Corporate overhead included in selling, general and administrative expense was
$.6 million for the three months ended September 30, 1998.

     Depreciation and Amortization.  Depreciation and amortization expense for
the three months ended September 30, 1998 were $6.8 million.

     Interest Expense.  Interest expense was $4.7 million for the three months
ended September 30, 1998.  This amount represents interest on the Notes, Credit
Agreement, and the amortization of the Company's interest rate cap agreement for
the three month period ended September 30, 1998.

     Provision for Taxes.  Renaissance Louisiana and Renaissance Tennessee have
elected to be treated as corporations for United States federal income tax
purposes.  The provision for taxes for the three months ended September 30, 1998
represents Tennessee Corporate Franchise tax expense.  No income tax benefit for
the loss incurred for the three months ended September 30, 1998 has been
recorded due to the uncertainty of the realization of such loss during the
related carry forward period.

     Net Loss.  For the reasons discussed above, net loss for the three months
ended September 30, 1998 was $4.4 million.

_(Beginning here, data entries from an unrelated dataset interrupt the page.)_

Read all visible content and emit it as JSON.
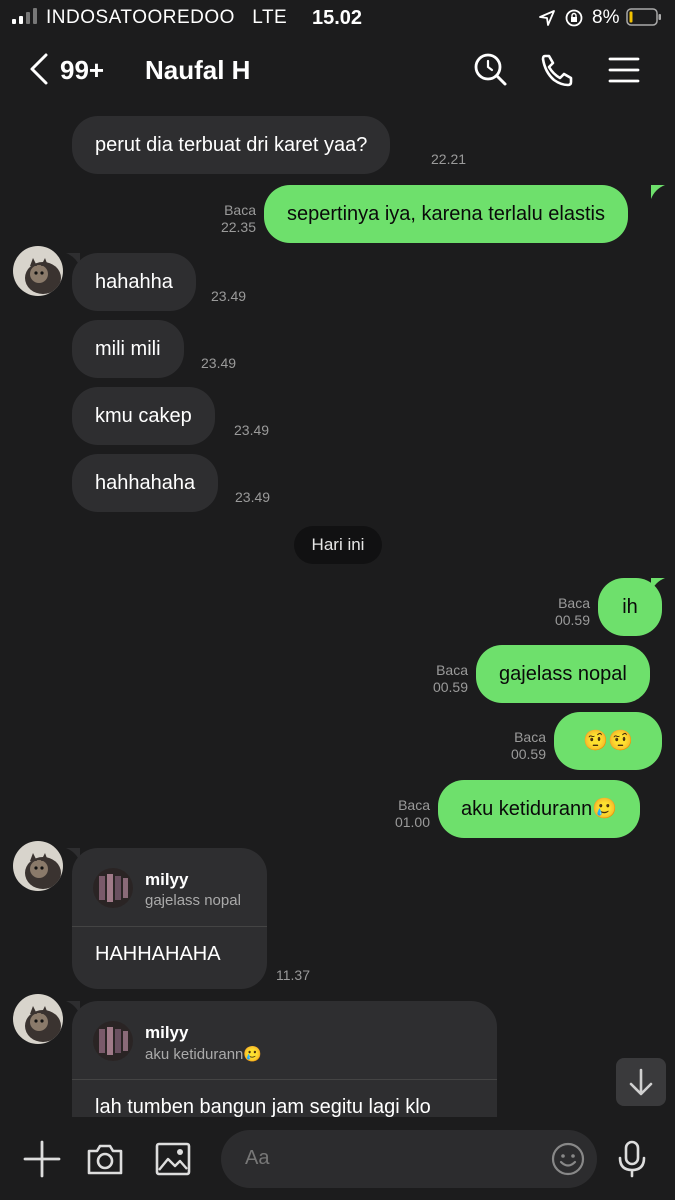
{
  "status_bar": {
    "carrier": "INDOSATOOREDOO",
    "network": "LTE",
    "time": "15.02",
    "battery": "8%"
  },
  "header": {
    "unread_count": "99+",
    "contact_name": "Naufal H"
  },
  "messages": [
    {
      "dir": "in",
      "text": "perut dia terbuat dri karet yaa?",
      "time": "22.21"
    },
    {
      "dir": "out",
      "text": "sepertinya iya, karena terlalu elastis",
      "read": "Baca",
      "time": "22.35"
    },
    {
      "dir": "in",
      "text": "hahahha",
      "time": "23.49"
    },
    {
      "dir": "in",
      "text": "mili mili",
      "time": "23.49"
    },
    {
      "dir": "in",
      "text": "kmu cakep",
      "time": "23.49"
    },
    {
      "dir": "in",
      "text": "hahhahaha",
      "time": "23.49"
    },
    {
      "dir": "out",
      "text": "ih",
      "read": "Baca",
      "time": "00.59"
    },
    {
      "dir": "out",
      "text": "gajelass nopal",
      "read": "Baca",
      "time": "00.59"
    },
    {
      "dir": "out",
      "text": "🤨🤨",
      "read": "Baca",
      "time": "00.59"
    },
    {
      "dir": "out",
      "text": "aku ketidurann🥲",
      "read": "Baca",
      "time": "01.00"
    }
  ],
  "date_divider": "Hari ini",
  "replies": [
    {
      "reply_to": "milyy",
      "quoted": "gajelass nopal",
      "text": "HAHHAHAHA",
      "time": "11.37"
    },
    {
      "reply_to": "milyy",
      "quoted": "aku ketidurann🥲",
      "text": "lah tumben bangun jam segitu lagi klo"
    }
  ],
  "composer": {
    "placeholder": "Aa"
  },
  "icons": {
    "header": [
      "back-chevron-icon",
      "search-icon",
      "phone-icon",
      "menu-icon"
    ],
    "composer": [
      "plus-icon",
      "camera-icon",
      "image-icon",
      "emoji-icon",
      "microphone-icon"
    ],
    "scroll": "arrow-down-icon"
  },
  "colors": {
    "background": "#1c1c1d",
    "incoming_bubble": "#2e2e30",
    "outgoing_bubble": "#6ee06c"
  }
}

NINE MONTHS ENDED SEPTEMBER 30, 1998

      The systems passed 181,137 homes, had 127,919 basic subscribers and had
59,831 premium service units at September 30, 1998.

      Revenues.  The Company had revenue of $27.2 million for the nine months
ended September 30, 1998.  This amount represents the revenue of the Systems for
the period from April 9, 1998 to September 30, 1998.  Average revenue per basic
subscriber per month was $37.05.

      Service Costs.  Service costs were $8.8 million for the nine months ended
September 30, 1998.  This amount represents the costs incurred at the Systems'
locations for the period from April 9, 1998 to September 30, 1998 and include
among other costs, programming costs, service employee costs, repairs and
maintenance costs, pole rents and electricity.